Contexts can be combined. For instance, we can create a new DataFrame with the number of deaths for each decade:
decade_totals = df.filter(
pl.col("Entity") == "All natural disasters"
).with_columns(
(pl.col("Year") // 10 * 10).alias("Decade")
).group_by(
pl.col("Decade"),
maintain_order=True
).agg(
pl.col("Deaths").sum()
)
print(decade_totals)shape: (12, 2)
┌────────┬─────────┐
│ Decade ┆ Deaths │
│ --- ┆ --- │
│ i64 ┆ i64 │
╞════════╪═════════╡
│ 1900 ┆ 4497847 │
│ 1910 ┆ 3326492 │
│ 1920 ┆ 8726293 │
│ 1930 ┆ 4701024 │
│ 1940 ┆ 3871695 │
│ … ┆ … │
│ 1970 ┆ 986867 │
│ 1980 ┆ 796782 │
│ 1990 ┆ 527613 │
│ 2000 ┆ 839986 │
│ 2010 ┆ 454950 │
└────────┴─────────┘
Or one with the number of deaths for that decade for each type of disaster:
decade_totals_by_type = df.with_columns(
(pl.col("Year") // 10 * 10).alias("Decade"),
).group_by([pl.col("Decade"), pl.col("Entity")],
maintain_order=True
).agg(
pl.col("Deaths").sum()
)
print(decade_totals_by_type)shape: (122, 3)
┌────────┬───────────────────────┬─────────┐
│ Decade ┆ Entity ┆ Deaths │
│ --- ┆ --- ┆ --- │
│ i64 ┆ str ┆ i64 │
╞════════╪═══════════════════════╪═════════╡
│ 1900 ┆ All natural disasters ┆ 4497847 │
│ 1910 ┆ All natural disasters ┆ 3326492 │
│ 1920 ┆ All natural disasters ┆ 8726293 │
│ 1930 ┆ All natural disasters ┆ 4701024 │
│ 1940 ┆ All natural disasters ┆ 3871695 │
│ … ┆ … ┆ … │
│ 1970 ┆ Wildfire ┆ 5 │
│ 1980 ┆ Wildfire ┆ 396 │
│ 1990 ┆ Wildfire ┆ 859 │
│ 2000 ┆ Wildfire ┆ 629 │
│ 2010 ┆ Wildfire ┆ 429 │
└────────┴───────────────────────┴─────────┘
Lazy evaluation
When it comes to high-performance computing, one of the strengths of Polars is that it supports lazy evaluation. Lazy evaluation instantly returns a future that can be used without waiting for the result of the computation. Moreover, when you run queries on a LazyFrame, Polars creates a graph and runs optimizations on it, very much the way compiled languages work.

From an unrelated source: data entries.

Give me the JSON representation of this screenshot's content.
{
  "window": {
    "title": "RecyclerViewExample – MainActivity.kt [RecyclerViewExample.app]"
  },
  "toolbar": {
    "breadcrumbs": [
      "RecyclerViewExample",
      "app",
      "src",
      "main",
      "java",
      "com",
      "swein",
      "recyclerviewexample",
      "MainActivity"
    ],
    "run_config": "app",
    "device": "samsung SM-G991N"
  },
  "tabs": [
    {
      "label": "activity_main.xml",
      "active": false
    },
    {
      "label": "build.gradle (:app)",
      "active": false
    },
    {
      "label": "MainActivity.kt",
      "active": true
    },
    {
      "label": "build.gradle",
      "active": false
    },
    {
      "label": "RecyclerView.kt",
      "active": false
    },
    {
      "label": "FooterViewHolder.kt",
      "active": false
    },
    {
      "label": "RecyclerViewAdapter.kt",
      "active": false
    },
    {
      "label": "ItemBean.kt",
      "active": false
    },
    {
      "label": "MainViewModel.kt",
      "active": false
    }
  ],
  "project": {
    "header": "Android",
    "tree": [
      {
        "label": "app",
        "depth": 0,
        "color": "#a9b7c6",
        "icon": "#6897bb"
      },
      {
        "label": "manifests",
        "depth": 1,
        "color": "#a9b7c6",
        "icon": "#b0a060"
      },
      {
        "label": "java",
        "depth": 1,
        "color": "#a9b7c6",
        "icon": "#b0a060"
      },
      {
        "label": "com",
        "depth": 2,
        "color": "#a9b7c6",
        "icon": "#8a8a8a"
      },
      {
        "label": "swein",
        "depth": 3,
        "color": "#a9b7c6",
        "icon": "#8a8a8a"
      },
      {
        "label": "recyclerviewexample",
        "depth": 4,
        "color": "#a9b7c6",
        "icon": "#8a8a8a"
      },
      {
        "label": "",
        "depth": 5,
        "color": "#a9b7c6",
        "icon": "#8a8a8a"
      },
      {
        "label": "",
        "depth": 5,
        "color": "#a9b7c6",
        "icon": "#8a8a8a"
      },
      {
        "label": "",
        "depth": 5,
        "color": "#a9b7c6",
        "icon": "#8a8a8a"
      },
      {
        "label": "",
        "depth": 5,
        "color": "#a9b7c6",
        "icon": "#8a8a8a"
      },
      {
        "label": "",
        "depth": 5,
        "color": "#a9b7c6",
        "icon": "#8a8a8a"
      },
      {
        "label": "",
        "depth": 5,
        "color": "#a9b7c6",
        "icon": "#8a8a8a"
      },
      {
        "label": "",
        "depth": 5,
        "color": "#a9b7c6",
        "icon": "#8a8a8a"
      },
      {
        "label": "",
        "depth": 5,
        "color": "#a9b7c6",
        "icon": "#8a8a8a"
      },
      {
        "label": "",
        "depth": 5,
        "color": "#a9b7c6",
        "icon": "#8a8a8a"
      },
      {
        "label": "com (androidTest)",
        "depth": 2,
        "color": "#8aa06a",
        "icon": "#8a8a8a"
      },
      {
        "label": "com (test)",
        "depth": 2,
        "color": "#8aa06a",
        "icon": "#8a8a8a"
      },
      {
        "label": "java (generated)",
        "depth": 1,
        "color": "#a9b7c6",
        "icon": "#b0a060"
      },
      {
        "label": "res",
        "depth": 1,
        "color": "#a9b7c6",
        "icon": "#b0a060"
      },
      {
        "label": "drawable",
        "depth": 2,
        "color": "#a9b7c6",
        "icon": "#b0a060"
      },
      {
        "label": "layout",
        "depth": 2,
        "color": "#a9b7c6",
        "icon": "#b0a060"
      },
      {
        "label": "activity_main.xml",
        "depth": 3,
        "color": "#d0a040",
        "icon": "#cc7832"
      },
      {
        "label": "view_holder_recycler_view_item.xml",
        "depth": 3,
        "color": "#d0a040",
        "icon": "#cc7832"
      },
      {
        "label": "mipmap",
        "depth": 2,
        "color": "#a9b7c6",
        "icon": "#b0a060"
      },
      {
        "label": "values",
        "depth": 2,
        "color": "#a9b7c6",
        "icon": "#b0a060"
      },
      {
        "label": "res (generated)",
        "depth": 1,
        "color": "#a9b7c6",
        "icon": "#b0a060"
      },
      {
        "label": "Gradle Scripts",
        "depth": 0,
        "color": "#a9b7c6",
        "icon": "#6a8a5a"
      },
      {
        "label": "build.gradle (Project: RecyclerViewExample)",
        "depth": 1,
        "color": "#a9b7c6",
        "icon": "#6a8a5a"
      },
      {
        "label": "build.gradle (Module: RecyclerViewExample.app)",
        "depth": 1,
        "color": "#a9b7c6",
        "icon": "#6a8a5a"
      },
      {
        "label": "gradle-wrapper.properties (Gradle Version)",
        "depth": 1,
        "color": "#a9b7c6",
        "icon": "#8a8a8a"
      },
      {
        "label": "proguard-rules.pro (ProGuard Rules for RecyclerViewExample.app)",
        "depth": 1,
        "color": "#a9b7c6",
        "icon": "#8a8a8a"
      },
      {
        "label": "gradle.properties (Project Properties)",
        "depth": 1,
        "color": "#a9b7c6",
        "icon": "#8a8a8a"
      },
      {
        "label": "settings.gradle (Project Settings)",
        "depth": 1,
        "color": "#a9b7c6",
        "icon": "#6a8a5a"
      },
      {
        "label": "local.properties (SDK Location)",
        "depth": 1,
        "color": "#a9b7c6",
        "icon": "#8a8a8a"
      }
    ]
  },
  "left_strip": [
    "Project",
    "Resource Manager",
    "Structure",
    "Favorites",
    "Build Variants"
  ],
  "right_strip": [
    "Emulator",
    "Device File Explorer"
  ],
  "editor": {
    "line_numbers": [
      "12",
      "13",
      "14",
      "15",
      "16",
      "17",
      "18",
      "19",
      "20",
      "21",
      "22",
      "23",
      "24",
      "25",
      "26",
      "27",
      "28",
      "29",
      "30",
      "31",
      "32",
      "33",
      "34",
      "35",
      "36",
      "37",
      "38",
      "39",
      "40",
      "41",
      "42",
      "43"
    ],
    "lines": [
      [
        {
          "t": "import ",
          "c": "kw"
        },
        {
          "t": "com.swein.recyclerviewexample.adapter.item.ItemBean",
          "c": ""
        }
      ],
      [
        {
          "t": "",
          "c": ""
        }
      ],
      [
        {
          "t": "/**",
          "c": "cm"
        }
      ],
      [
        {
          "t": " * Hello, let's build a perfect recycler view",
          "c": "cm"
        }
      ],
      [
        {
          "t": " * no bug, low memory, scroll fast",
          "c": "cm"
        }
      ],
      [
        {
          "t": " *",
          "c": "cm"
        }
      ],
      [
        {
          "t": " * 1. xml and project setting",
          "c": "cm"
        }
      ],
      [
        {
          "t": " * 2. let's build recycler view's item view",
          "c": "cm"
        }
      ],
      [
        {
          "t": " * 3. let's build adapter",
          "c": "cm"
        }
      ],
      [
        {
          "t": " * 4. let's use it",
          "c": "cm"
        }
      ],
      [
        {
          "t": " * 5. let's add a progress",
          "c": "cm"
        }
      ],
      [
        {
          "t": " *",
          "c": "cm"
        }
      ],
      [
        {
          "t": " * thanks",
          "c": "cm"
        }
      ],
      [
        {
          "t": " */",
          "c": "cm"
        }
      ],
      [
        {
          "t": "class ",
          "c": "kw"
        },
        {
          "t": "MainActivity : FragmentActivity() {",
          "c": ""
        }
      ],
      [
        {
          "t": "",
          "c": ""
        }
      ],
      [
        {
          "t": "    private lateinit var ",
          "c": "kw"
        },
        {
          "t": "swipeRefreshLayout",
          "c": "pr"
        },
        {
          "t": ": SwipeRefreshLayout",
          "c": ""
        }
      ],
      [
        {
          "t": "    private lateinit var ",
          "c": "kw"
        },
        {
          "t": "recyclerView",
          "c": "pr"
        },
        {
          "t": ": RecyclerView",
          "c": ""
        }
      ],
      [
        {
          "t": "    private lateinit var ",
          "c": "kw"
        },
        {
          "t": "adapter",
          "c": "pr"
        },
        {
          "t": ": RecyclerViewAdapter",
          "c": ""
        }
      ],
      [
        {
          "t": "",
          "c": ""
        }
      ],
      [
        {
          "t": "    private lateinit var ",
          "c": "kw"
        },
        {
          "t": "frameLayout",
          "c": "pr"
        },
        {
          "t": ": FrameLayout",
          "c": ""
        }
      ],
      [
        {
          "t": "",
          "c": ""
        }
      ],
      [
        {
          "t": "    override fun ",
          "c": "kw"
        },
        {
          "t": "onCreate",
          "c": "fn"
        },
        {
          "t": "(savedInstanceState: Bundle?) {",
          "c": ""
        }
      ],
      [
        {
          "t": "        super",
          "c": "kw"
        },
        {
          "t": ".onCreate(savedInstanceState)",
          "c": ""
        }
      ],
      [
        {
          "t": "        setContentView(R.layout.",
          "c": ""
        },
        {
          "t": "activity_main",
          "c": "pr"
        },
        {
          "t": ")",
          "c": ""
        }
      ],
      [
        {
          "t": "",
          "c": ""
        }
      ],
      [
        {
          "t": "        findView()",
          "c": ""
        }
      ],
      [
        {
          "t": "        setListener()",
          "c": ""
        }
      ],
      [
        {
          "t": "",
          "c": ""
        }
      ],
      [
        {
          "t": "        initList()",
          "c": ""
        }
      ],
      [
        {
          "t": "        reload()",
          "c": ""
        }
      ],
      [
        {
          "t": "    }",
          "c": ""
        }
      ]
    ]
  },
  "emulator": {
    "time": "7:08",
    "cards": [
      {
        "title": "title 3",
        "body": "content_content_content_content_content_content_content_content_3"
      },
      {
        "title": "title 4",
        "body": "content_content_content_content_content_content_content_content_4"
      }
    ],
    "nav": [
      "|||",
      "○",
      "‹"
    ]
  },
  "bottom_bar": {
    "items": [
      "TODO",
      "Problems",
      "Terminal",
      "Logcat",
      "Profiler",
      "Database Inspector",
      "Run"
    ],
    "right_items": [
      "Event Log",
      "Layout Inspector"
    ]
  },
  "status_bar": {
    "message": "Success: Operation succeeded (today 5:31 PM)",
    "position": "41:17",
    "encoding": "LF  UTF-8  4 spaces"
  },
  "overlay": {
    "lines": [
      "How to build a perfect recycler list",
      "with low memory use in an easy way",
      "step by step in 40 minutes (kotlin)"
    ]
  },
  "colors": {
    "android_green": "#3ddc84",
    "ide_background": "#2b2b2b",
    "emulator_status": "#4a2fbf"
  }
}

If you want to speedup your code, use lazy execution whenever possible and try to use the lazy API from the start, when reading a file.
In the previous examples, we used polars.read_csv to read our data. This returns a Polars DataFrame:
url = "https://cdn.jsdelivr.net/npm/vega-datasets/data/disasters.csv"
df = pl.read_csv(url)
type(df)polars.dataframe.frame.DataFrame
Instead, you can use polars.scan_csv to create a LazyFrame:
df_lazy = pl.scan_csv(url)
type(df_lazy)polars.lazyframe.frame.LazyFrame
If you already have a DataFrame, you can create a LazyFrame from it with the polars.DataFrame.lazy method:
df_lazy = df.lazy()To get results from a LazyFrame, you use polars.LazyFrame.collect.
This won’t work because a LazyFrame has no attribute shape:
df_lazy.filter(pl.col("Year") == 2001).shape--------------------------------------------------------------------------- AttributeError Traceback (most recent call last) Cell In[19], line 1 ----> 1 df_lazy.filter(pl.col("Year") == 2001).shape AttributeError: 'LazyFrame' object has no attribute 'shape'
You need to collect the result first:
df_lazy.filter(pl.col("Year") == 2001).collect().shape(9, 3)
collect turns your LazyFrame into a DataFrame, but it only does so on the subset needed for your query:
type(df_lazy.filter(pl.col("Year") == 2001).collect())polars.dataframe.frame.DataFrame
This allows you to work with data too big to fit in memory!